Was hätte die Bundesregierung denn machen sollen?
Sie hätte Ultimaten stellen sollen: Wenn ihr weiter wahllos und ohne vernünftige Gerichtsverfahren Menschen in den Knast steckt, werden wir die Verhandlungen des Beitritts zur Europäischen Union stoppen. Zweitens werden wir die Nato-Gremien einberufen. Denn in der Nato gibt es verschiedene Verpflichtungen zu demokratischem Verhalten und zur Einhaltung der Menschenrechte. Wir werden euch vor die OSZE zitieren und euer Verhalten da schonungslos kritisieren. Wir werden Sanktionen der verschiedensten Art diskutieren und realisieren!

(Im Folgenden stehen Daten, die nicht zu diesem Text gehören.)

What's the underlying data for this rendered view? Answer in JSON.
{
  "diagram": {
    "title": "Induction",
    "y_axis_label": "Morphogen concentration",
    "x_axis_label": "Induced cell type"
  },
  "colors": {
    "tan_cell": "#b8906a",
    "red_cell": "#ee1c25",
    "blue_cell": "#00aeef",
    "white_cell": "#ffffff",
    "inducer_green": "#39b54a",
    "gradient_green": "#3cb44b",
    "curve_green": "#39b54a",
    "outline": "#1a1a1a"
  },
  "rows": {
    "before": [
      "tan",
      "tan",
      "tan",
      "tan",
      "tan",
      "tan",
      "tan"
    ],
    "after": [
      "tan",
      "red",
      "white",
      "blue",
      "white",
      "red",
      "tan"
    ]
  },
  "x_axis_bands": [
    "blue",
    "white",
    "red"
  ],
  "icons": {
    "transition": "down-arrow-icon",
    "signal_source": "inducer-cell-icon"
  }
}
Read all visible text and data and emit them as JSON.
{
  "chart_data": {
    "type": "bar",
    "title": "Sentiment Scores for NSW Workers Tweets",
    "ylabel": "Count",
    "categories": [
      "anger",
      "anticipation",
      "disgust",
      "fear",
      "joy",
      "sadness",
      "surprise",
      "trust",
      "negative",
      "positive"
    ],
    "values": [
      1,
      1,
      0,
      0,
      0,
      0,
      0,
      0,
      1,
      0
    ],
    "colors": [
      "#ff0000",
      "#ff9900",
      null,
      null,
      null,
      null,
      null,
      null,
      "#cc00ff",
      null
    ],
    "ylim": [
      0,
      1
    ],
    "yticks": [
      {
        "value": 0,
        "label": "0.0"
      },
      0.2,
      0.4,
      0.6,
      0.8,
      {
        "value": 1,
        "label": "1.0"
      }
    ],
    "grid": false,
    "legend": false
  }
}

Seit langem gibt es den Vorwurf, die Kanzlerin sei zu nachsichtig mit Erdogan. Stimmen Sie dem uneingeschränkt zu?
Ja. Aber ich glaube, dass es in Deutschland klammheimlich eine große Zufriedenheit darüber gibt, dass die Türkei uns im Augenblick die großen Flüchtlingsmassen abnimmt. Deswegen wird die türkische Regierung seit langem mit Glacéhandschuhen behandelt.
Der türkische Außenminister hat heute gesagt: Wenn Deutschland die Beziehungen zur Türkei aufrechterhalten wolle, müsse es "lernen, sich zu benehmen". Was empfehlen Sie der Kanzlerin, wie Sie darauf reagieren soll?
Auf so etwas reagiert man nicht. Das ist Pöbelei. Ich verweise noch einmal auf Helmut Schmidt: weiterverhandeln! Auch Universitäten und Nichtregierungsorganisationen können da stimulierend wirken. Die Universität Marburg beispielsweise hat verschiedene Initiativen ergriffen. Eine politische Stiftung, für die ich tätig bin, hilft türkischen Wissenschaftlern dabei, ihre Promotionen zu beenden und eine Anstellung in Deutschland zu finden. Die Bundesregierung sollte den Dialog aktiv aufrechterhalten.